We all have our flatiron horror stories. For me, it was the early 2000s. My idol was Avril Lavigne and her curtain of flaxen hair was the look to copy so, even though I already had straight hair, I pressed my drugstore flatiron to my strands until they were fried (heat protector? What heat protector?)
Thankfully, technology evolved. As far as hair tools go, Dyson is the brand to watch. Yes, this is the same Dyson that creates those (super popular) humidifiers and vacuums. They tasked their engineers to design a hair dryer in 2016, then the Airwrap wet-to-dry styling kit in 2018, and now after seven years in development, a straightener in 2020. It launched in March, but I've been playing with it for the past month while cooped up at home in self-isolation, so now I can confidently give you a full breakdown of what makes it so special.
The Dyson Corrale is wireless.
This is extremely convenient not only for not getting tangled at your vanity, but also for styling your hair. You're able to reach around, over, and under your strands freely, without any strain. It has a magnetic cord that swivels 360 degrees and attaches to a stand where you can charge your tool. It also connects to the straightener itself. I personally do it when I'm taking my time with my hair because the tool can stay wireless for a maximum of 30 minutes (that means you can keep using it in another room if your partner is hogging the bathroom mirror). I usually don't take more than 15 to 20 minutes to fix my hair, but I like having the option. PS: It fully charges in 70 minutes.
It has flexible plates that adapt to your hair thickness.
Since my hair is naturally straight, I don't typically flatiron it on a regular basis. That's changed with the Corrale. I love the way it smooths my strands into a silky, shiny finish so much that I even prefer how much healthier it looks versus my air-dried hair. My locks feel softer to the touch and healthy instead of dull and damaged.

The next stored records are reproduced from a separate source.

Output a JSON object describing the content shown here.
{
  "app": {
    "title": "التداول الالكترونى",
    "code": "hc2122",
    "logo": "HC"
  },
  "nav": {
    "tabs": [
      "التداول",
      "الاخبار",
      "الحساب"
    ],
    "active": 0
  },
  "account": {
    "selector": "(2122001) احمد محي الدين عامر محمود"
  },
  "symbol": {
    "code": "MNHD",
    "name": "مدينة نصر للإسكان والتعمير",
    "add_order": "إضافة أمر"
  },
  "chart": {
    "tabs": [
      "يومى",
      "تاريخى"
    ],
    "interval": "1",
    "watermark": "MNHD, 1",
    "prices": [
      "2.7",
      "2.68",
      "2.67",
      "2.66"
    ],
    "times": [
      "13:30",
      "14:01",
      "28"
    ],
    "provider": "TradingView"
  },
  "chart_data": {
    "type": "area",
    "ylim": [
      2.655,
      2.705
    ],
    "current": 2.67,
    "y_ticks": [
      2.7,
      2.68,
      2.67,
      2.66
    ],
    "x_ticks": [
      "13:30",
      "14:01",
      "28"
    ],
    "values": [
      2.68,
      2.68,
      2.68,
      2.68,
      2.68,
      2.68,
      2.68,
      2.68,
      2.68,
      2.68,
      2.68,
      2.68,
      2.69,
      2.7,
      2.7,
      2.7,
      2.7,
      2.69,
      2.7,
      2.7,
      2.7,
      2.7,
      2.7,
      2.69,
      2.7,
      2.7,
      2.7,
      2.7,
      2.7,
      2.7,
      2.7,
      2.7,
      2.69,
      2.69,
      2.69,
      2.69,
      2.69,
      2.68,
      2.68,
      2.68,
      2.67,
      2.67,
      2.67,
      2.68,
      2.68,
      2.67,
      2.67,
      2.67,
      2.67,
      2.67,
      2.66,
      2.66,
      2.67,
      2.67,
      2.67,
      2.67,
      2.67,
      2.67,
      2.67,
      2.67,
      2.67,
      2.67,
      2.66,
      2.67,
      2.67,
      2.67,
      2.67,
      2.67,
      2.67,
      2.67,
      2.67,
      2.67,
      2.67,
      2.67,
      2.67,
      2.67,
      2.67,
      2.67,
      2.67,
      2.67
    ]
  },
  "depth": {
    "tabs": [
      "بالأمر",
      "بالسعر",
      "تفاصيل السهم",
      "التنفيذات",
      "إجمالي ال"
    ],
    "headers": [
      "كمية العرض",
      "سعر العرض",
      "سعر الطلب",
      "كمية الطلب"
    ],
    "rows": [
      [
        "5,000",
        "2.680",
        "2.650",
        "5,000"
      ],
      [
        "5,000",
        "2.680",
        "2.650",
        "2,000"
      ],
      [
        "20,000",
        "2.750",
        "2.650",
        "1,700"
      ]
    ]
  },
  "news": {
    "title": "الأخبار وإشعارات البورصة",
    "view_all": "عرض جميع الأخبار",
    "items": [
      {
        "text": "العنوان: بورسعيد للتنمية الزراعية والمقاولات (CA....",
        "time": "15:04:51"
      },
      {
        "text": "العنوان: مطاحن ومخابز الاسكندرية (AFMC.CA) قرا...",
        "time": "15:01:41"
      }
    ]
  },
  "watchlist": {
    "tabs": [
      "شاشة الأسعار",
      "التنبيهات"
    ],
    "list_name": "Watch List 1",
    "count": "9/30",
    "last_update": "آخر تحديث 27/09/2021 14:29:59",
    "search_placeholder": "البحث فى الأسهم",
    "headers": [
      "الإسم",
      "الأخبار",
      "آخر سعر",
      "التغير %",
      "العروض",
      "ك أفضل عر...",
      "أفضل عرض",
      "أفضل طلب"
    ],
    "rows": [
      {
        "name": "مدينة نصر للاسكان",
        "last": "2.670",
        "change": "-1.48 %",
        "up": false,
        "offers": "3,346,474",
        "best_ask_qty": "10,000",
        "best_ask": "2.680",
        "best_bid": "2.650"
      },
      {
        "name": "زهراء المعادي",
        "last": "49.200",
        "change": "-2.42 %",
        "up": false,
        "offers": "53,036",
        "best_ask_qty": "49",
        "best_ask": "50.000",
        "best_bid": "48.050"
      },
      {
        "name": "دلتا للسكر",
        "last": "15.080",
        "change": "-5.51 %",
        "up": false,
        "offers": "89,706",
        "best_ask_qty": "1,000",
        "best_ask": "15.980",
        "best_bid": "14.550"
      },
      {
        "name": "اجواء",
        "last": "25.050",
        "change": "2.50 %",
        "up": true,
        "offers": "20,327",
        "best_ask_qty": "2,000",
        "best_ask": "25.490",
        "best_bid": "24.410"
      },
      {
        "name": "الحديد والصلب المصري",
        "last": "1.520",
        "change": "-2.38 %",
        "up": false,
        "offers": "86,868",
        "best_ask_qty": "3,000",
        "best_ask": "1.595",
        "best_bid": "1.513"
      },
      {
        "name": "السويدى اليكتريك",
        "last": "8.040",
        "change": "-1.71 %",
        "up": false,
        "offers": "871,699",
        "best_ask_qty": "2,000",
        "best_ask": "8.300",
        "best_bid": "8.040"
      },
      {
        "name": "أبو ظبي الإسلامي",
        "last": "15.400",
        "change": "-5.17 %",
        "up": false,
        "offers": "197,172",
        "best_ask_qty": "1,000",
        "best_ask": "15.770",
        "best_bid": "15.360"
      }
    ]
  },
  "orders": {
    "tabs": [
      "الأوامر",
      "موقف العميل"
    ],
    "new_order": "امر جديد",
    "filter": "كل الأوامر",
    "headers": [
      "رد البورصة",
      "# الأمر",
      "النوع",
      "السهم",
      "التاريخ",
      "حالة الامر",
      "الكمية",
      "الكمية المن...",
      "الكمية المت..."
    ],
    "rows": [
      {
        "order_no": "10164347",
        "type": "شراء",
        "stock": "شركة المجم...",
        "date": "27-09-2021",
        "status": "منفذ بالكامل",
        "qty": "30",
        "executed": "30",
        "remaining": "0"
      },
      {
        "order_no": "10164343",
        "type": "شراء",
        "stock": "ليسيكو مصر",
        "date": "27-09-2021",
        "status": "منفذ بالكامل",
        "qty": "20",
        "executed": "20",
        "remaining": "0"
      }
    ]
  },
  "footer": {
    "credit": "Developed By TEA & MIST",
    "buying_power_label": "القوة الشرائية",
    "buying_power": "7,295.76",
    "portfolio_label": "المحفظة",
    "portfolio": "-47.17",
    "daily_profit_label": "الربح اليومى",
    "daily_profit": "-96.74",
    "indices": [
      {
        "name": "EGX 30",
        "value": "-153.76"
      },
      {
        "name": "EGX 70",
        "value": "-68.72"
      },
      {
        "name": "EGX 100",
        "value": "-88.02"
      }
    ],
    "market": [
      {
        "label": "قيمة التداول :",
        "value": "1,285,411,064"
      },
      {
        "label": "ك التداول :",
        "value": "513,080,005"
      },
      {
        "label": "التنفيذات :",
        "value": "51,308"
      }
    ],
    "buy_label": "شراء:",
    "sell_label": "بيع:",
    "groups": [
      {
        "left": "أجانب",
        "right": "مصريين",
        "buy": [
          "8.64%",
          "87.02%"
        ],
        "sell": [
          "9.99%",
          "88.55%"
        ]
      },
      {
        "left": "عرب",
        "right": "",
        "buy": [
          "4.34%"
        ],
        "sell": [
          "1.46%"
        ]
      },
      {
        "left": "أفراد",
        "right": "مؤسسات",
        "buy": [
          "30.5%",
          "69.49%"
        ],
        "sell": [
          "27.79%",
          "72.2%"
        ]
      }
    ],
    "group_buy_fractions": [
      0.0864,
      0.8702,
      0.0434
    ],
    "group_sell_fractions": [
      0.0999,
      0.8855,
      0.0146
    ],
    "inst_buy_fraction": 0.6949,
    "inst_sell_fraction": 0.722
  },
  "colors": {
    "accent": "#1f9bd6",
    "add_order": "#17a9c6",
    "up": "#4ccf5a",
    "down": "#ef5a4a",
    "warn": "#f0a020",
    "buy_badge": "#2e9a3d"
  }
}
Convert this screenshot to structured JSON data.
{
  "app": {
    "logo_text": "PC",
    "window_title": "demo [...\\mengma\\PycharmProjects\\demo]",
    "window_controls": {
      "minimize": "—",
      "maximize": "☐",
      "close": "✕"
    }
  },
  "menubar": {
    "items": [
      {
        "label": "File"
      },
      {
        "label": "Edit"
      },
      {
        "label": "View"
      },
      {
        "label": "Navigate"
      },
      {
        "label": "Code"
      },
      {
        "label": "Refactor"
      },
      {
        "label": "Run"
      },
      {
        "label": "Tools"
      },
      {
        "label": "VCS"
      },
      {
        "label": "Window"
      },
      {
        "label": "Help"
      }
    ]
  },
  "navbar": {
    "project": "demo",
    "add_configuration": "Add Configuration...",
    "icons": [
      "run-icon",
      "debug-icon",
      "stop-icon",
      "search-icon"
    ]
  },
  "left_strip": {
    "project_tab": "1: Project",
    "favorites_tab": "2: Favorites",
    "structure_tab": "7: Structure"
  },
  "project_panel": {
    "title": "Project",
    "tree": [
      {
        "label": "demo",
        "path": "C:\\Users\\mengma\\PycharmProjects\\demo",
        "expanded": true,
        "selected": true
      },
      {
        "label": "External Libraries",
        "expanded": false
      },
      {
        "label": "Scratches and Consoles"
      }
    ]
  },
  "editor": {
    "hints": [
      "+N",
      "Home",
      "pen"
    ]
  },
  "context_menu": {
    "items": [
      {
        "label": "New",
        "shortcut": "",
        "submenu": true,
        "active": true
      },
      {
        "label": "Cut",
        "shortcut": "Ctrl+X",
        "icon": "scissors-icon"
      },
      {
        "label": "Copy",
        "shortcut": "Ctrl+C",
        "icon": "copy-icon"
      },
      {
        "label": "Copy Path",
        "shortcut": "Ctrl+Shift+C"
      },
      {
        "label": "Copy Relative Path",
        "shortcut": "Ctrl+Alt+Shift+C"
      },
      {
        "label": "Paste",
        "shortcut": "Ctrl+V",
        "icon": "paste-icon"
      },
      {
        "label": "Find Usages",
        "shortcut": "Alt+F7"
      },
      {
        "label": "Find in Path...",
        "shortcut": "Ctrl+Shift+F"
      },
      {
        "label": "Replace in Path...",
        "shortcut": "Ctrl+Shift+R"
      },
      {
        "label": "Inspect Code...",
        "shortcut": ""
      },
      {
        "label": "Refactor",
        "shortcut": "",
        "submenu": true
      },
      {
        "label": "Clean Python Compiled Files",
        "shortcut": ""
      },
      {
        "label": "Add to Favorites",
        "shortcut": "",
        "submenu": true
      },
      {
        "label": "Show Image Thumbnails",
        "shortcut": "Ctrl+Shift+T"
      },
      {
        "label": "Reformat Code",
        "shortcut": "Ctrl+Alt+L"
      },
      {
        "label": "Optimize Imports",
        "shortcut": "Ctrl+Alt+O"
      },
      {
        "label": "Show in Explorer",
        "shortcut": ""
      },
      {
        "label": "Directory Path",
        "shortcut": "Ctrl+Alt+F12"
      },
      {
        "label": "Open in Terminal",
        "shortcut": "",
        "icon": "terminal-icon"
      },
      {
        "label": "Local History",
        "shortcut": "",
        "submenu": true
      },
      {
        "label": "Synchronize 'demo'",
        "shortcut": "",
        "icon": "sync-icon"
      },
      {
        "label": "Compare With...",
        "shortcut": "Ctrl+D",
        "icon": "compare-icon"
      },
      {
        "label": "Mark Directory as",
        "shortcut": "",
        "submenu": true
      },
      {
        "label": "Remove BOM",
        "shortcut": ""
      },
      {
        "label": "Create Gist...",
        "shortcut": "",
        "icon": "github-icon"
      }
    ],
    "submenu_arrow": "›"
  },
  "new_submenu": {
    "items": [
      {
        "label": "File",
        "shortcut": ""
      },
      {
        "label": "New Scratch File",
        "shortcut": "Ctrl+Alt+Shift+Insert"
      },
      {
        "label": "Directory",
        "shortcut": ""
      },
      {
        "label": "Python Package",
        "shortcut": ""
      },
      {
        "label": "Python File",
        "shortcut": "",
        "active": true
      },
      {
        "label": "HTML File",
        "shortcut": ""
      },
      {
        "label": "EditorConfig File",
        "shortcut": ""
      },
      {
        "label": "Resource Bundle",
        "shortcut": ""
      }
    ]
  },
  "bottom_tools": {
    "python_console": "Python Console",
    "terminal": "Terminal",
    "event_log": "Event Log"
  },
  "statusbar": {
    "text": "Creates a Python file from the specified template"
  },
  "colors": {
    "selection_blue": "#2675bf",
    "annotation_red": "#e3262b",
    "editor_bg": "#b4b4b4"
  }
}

This is all thanks to flexible plates that ensure your hair doesn't get snagged, pulled, or caught between the iron. They're ultra thin (65 micron in width, to be exact...that's thinner than a single human hair) so it molds to your texture, whatever it might be. I've never had a flatiron with as sturdy of a grip on my hair, which tends to splay and fall out of a regular flatiron.
You only need to do one pass, so it causes way less heat damage.
There are only three settings: 330°F, 365°F, and 410°F. You don't need to use a crazy high temperature because the Corrale is designed to grab onto each section and sturdily press it, so the heat is more evenly distributed. I consider my hair pretty thick–it always takes two hair dryers at the salon after washing. But, when I straighten my hair with t he Corrale, I only need to go over my head once, instead of over and over. Dyson says that reduces typical flatiron damage by a whopping 50 percent.
The straightener also does an *amazing* job at curling hair.
This has been my favorite way to use the Corrale. I always found it difficult to master flatiron curls, but the plates of this straightener slide like butter on my hair and make getting the beach-y waves of my dreams as easy as flicking my wrists.
I've also learned how to get a multitude of types of waves depending on how you handle the straightener. From my experience, doing one bend then sloooowly down a section will give you a much looser, "effortless" type of curl. Gradually twisting the entire straightener while it's clamped (almost like a curling iron) will give you tighter, bouncier curls. Adding more tension–aka actively stretching your hair as you twist–can give you a more voluminous curl.
It gives totally different results than the Dyson Airwrap.
Full disclosure, I'm a huge fan of the Airwrap (read a review I wrote when it launched here) because it cuts down styling time for me by curling my hair as it dries damp hair. You should only use the Corrale on dry hair, so that's a key difference. I will say the Corrale also allows me more control and precision with how I'm styling my hair and the finished product, whereas the Airwrap just achieves big, voluminous blowout curls every time (don't get me wrong, I love it). I do think the Corrale is definitely better suited for straightening than the Airwrap's smoothing brush attachments because you can actually control the heat to suit your hair type.
The Dyson Corrale costs $500.
I know, I know. Crazy, right? I leave it up to you to decide if this price point is something you're willing to spend, but in my opinion the straightener surpasses other ones on the market and pretty much is a two-in-one deal with its curling capabilities. The Airwrap I have is $600 and I've been heavily using it for two years. It still works like new every time, and I know it will still be high quality for years to come. Needless to say, you can consider anything Dyson a big, but worthy, investment.